Under both bills, the Immigration and Naturalization Services would receive extra federal funding to enforce current limits on student visas.
The Enhanced Border Security Act, proposed Thursday by Sen. Edward Kennedy, D-Mass., and Sen. Sam Brownback, R-Kan., states that visa applications from citizens of nations that sponsor terrorism should be highly scrutinized by government officials.
It also mandates that student visa holders be tracked while in the United States, although officials have not yet decided how to do so.
An Oct. 15 press release from Kennedy's office stated that the INS should be more concerned with tracking foreign students who enter and leave the country.

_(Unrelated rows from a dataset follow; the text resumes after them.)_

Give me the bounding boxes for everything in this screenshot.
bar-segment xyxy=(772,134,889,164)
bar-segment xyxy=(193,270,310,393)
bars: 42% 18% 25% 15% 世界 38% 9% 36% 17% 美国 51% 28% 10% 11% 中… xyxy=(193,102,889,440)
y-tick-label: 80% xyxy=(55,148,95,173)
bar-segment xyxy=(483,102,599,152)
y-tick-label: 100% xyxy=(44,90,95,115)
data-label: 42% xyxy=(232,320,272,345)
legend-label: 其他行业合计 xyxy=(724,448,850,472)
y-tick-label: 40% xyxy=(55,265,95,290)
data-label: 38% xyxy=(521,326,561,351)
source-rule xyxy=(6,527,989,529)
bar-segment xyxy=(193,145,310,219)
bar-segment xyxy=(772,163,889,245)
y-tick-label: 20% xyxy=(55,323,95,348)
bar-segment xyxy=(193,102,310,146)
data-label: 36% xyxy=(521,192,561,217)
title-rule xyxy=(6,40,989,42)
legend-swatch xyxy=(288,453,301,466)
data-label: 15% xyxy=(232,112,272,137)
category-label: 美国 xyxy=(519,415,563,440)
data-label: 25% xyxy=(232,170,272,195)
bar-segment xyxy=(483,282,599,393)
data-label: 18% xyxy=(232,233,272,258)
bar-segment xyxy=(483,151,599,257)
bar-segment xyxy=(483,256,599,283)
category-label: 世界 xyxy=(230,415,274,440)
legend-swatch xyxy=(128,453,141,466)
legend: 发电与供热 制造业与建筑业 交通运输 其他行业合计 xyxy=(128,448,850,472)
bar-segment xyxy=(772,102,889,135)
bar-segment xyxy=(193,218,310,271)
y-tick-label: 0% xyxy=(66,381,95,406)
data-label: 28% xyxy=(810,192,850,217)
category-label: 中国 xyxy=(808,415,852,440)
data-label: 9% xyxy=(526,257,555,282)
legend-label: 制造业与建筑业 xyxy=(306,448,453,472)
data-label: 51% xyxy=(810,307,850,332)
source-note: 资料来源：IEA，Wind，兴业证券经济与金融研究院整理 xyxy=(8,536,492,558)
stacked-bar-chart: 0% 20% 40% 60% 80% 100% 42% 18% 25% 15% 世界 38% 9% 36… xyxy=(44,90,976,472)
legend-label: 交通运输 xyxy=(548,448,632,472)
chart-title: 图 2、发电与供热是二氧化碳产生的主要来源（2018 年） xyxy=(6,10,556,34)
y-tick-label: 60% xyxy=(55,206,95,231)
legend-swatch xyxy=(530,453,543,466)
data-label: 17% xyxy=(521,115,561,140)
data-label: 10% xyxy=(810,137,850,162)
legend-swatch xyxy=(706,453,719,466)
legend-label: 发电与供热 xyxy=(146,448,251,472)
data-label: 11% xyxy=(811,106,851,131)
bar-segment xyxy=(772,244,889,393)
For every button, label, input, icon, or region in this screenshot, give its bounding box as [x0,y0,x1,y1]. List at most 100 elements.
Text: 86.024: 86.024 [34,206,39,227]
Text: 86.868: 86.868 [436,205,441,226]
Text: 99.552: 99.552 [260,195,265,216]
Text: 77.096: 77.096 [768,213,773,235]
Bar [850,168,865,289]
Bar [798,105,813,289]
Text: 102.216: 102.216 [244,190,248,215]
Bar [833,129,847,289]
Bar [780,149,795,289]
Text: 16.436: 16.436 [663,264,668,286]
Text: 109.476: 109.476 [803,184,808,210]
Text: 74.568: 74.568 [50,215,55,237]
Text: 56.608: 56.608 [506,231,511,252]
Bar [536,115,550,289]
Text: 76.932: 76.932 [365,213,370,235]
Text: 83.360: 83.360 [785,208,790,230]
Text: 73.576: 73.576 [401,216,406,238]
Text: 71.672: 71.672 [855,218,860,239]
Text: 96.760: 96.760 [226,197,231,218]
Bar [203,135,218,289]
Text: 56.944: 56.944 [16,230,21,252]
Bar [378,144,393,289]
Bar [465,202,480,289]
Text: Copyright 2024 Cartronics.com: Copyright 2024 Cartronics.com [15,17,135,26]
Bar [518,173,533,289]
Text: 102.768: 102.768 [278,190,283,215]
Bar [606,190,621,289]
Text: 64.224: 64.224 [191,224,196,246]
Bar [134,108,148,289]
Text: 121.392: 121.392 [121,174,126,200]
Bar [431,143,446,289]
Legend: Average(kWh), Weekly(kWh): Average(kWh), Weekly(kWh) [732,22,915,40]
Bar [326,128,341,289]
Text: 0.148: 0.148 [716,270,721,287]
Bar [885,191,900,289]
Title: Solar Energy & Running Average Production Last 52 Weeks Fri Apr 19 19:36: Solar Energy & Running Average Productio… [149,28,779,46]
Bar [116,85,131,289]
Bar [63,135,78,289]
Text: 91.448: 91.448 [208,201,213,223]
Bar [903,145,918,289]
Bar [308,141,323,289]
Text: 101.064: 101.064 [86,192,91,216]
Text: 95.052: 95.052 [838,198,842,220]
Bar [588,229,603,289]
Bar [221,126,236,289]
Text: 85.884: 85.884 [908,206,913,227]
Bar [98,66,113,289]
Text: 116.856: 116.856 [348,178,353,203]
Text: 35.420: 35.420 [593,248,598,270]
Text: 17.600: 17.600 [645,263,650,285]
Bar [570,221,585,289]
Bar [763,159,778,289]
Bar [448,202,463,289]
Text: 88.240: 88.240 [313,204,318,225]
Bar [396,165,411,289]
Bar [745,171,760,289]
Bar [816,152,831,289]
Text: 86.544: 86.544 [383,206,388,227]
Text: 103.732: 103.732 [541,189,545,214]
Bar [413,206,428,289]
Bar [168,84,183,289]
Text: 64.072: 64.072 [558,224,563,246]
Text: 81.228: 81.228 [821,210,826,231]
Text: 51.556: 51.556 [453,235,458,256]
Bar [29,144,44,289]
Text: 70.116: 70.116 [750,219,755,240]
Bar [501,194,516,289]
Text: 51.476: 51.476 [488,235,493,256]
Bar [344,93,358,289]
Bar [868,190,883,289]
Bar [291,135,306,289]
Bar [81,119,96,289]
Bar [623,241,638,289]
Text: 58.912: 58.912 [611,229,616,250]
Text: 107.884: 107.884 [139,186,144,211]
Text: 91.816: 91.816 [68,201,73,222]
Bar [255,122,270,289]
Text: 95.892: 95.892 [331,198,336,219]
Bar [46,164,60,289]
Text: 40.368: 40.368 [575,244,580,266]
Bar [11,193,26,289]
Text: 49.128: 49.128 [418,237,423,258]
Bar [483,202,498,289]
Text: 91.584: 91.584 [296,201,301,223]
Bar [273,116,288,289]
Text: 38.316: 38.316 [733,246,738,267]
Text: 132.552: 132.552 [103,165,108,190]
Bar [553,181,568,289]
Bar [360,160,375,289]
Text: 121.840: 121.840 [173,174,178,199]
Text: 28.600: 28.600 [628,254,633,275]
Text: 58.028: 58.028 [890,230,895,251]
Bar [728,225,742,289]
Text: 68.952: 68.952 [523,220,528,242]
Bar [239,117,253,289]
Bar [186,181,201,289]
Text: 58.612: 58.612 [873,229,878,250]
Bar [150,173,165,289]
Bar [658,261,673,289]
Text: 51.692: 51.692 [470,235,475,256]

"Gaps in the tracking program should be closed by requiring the INS to notify institutions of a student's entry into the U.S. and requiring institutions to report to the INS the nonappearance of any student reported and any student who leaves the program," the press release stated.
The Kennedy-Brownback plan is an alternative to a proposal introduced Oct. 25 by Sen. Diane Feinstein, D-Calif., and Sen. Jon Kyl, R-Ariz.
The Feinstein-Kyl proposal requires the INS to perform background checks on all those applying for a student visa.
It also stipulates that university officials must notify the INS immediately if foreign students violate their visa restrictions. Missing class is considered a violation.
"September 11 pointed out clear shortcomings in our immigration and visa system," Feinstein stated in an Oct. 25 press release.
The Feinstein-Kyl plan rejects all applications from rogue nations -- like Afghanistan, Iraq and Iran, while the Kennedy-Brownback proposal will still allow applicants from those nations to study in the United States.
N.C. education officials had a mixed response to the congressional proposals.
Jean Hughes, associate director at the UNC-Chapel Hill International Center, said she thinks the new proposals and extra security could deter students from applying to study abroad.
"It's going to take much longer to get visas if the proposals for background checks go into effect," Hughes said.
She said there are 1,200 international students studying at UNC-CH.
But Bob Samors, UNC-system vice president of federal relations, said national security is the primary objective of all the proposals under consideration.
"Both the University of North Carolina and the higher education community at large want to do whatever they can to ensure national security is taken care of, first and foremost," Samors said.
"It should be possible to identify the right kinds of information without impinging on educational, cultural and societal benefits of foreign exchange."